So what?

November 19, 2018

The epilogue of a series of draft chapters for a popular-style illustrated coffee-table book about how the Bible has shaped so many facets of our western lives. Feedback is welcomed.

So what if the Bible has been so influential in shaping Europe’s thought and culture in the past? What does that have to do with Europe today or tomorrow? Can’t we simply decide our own future, starting as it were with an empty page?

If there is any truth in the argument we have been making in these chapters – that this biblical tradition has been the soul, the life-source, the core inspiration, the root system of our culture – then we have to ask, what happens to a culture or civilisation when it loses its soul? Can a house stand without foundations? Or a tree without roots? Can we ignore the source of our own culture without suffering consequences?

For, paradoxically, Europe has become the continent most shaped by the Bible and by the rejection of the Bible.

Of course, the Bible has not been the only influence on Europe’s culture. Greek, Roman, Germanic, Slavic, Nordic, Celtic, Arabic and Islamic cultures have all made significant contributions. Yet in these chapters we have argued that two essential elements have enabled the Judaeo-Christian tradition to integrate these other influences into the emergent European culture: one, the idea that each person is created in the image of God and thus has dignity and sanctity; and two, the concept of moral equality, that we all stand equal before God, which has been essential in the creation of an egalitarian, democratic society.

Lord Jonathan Sacks, formerly the Chief Rabbi of the British Commonwealth, warns that ‘if Europe loses the Judaeo-Christian heritage that gave it its historic identity and its greatest achievements in literature, art, music, education, politics, and economics, it will lose its identity and its greatness, not immediately, but before this century reaches its end.

‘For when a civilisation loses its faith’, he continues, ‘it loses its future. When it recovers its faith, it recovers its future.’
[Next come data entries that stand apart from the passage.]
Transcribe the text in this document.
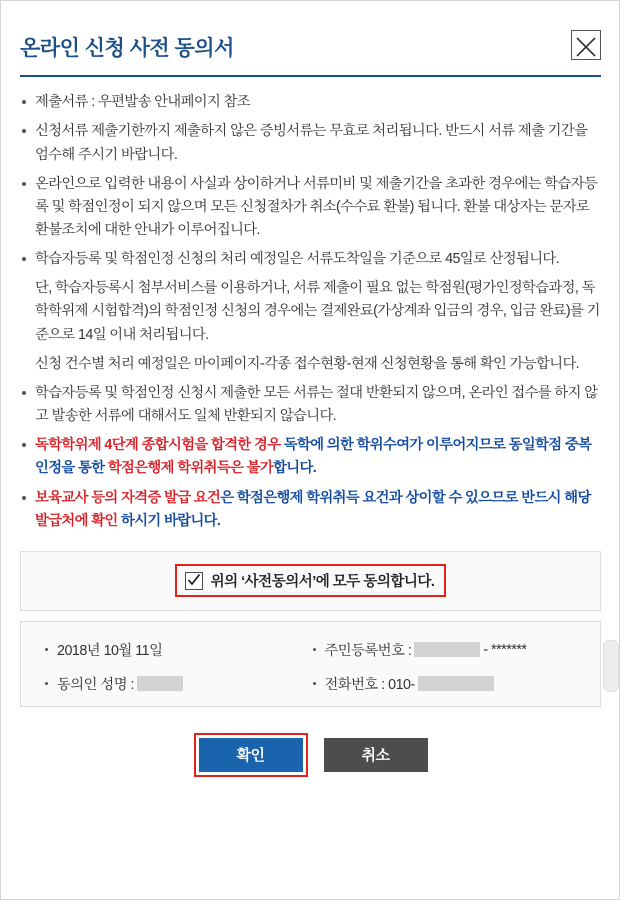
온라인 신청 사전 동의서
제출서류 : 우편발송 안내페이지 참조
신청서류 제출기한까지 제출하지 않은 증빙서류는 무효로 처리됩니다. 반드시 서류 제출 기간을 엄수해 주시기 바랍니다.
온라인으로 입력한 내용이 사실과 상이하거나 서류미비 및 제출기간을 초과한 경우에는 학습자등록 및 학점인정이 되지 않으며 모든 신청절차가 취소(수수료 환불) 됩니다. 환불 대상자는 문자로 환불조치에 대한 안내가 이루어집니다.
학습자등록 및 학점인정 신청의 처리 예정일은 서류도착일을 기준으로 45일로 산정됩니다.
단, 학습자등록시 첨부서비스를 이용하거나, 서류 제출이 필요 없는 학점원(평가인정학습과정, 독학학위제 시험합격)의 학점인정 신청의 경우에는 결제완료(가상계좌 입금의 경우, 입금 완료)를 기준으로 14일 이내 처리됩니다.
신청 건수별 처리 예정일은 마이페이지-각종 접수현황-현재 신청현황을 통해 확인 가능합니다.
학습자등록 및 학점인정 신청시 제출한 모든 서류는 절대 반환되지 않으며, 온라인 접수를 하지 않고 발송한 서류에 대해서도 일체 반환되지 않습니다.
독학학위제 4단계 종합시험을 합격한 경우 독학에 의한 학위수여가 이루어지므로 동일학점 중복인정을 통한 학점은행제 학위취득은 불가합니다.
보육교사 등의 자격증 발급 요건은 학점은행제 학위취득 요건과 상이할 수 있으므로 반드시 해당 발급처에 확인 하시기 바랍니다.
위의 ‘사전동의서’에 모두 동의합니다.
2018년 10월 11일
동의인 성명 :
주민등록번호 :	- *******
전화번호 : 010-
확인	취소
As early as 1948, the Anglo-American poet and Nobel Prize for Literature winner, T.S. Eliot, observed that ‘it is in Christianity that our arts have developed; it is in Christianity that the laws of Europe have – until recently – been rooted. It is against a background of Christianity that all our thought has significance. I do not believe that the culture of Europe could survive the complete disappearance of the Christian faith. If Christianity goes, the whole of our culture goes.

‘Then you must start painfully again, and you cannot put on a new culture ready made. You must wait for the grass to grow to feed the sheep to give the wool out of which your new coat will be made. You must pass through many centuries of barbarism. We should not live to see the new culture, nor would our great-great-great-grandchildren: and if we did, not one of us would be happy in it.’

Much is at stake today.

But there is hope. As Lord Sacks says, ‘when a civilisation recovers it faith, it recovers its future’. Erasmus said it in his day: Ad fontes! ‘go back to the source’ – and explained that by ‘source’ he meant the teachings of the New Testament gospels and letters and the early church fathers.
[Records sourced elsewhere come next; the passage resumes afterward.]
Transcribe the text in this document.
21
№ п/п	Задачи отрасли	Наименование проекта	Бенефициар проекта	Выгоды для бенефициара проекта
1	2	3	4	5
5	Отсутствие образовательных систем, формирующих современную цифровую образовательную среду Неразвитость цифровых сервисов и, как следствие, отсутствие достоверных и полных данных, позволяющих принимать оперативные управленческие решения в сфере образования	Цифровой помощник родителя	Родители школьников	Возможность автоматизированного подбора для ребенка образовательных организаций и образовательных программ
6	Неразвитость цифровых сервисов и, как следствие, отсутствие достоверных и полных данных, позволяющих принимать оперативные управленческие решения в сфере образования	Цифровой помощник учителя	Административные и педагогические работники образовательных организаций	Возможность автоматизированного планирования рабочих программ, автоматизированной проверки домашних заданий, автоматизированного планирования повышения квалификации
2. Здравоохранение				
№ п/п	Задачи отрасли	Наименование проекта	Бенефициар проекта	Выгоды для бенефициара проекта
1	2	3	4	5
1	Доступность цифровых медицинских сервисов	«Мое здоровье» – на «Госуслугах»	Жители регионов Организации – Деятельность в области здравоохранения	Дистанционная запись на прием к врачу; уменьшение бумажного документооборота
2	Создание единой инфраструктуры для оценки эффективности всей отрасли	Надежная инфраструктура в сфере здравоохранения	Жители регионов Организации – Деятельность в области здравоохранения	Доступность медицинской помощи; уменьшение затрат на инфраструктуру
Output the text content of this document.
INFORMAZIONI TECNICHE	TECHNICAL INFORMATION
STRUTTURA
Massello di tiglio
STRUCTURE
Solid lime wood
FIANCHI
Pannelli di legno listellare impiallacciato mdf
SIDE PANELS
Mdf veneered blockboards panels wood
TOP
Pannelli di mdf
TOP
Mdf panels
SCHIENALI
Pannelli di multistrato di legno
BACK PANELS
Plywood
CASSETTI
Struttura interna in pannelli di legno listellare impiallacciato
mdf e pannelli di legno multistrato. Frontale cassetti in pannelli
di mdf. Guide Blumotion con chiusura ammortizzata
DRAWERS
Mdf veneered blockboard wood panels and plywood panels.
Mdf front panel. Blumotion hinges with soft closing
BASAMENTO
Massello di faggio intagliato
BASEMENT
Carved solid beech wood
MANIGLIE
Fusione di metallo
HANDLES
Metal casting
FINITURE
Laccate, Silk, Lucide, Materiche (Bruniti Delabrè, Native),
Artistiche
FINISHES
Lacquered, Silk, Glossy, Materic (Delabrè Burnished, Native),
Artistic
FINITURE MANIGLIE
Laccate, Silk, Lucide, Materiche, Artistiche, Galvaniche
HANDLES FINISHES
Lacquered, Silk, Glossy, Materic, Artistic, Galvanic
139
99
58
In a time when truth seems to be losing out to fake news and a false understanding of freedom as the right to do as each wishes, we contend that truth does matter; and that there is a narrative offering purpose, meaning and direction for individual persons as well as communities and peoples.

That narrative centres on a person whom the Bible identifies as embodying truth: Jesus of Nazareth. Deciding what we make of him may be the starting point for recovering our future. Reading John’s version of the Good News is a good place to begin. For John strings a succession of stories together about Jesus’ outlandish claims and surprising acts, and records the responses of his astonished public. Some thought he was mad, possessed. Others that he was bad, a deceiver. Yet others recognised that he was no ordinary person, and asked, ‘Could he be the promised messiah?’

This is the person whose story has been the single greatest influence on Europe’s story. Here indeed is no ordinary person. We do well to take Erasmus’ advice and read the story of Jesus to decide for ourselves.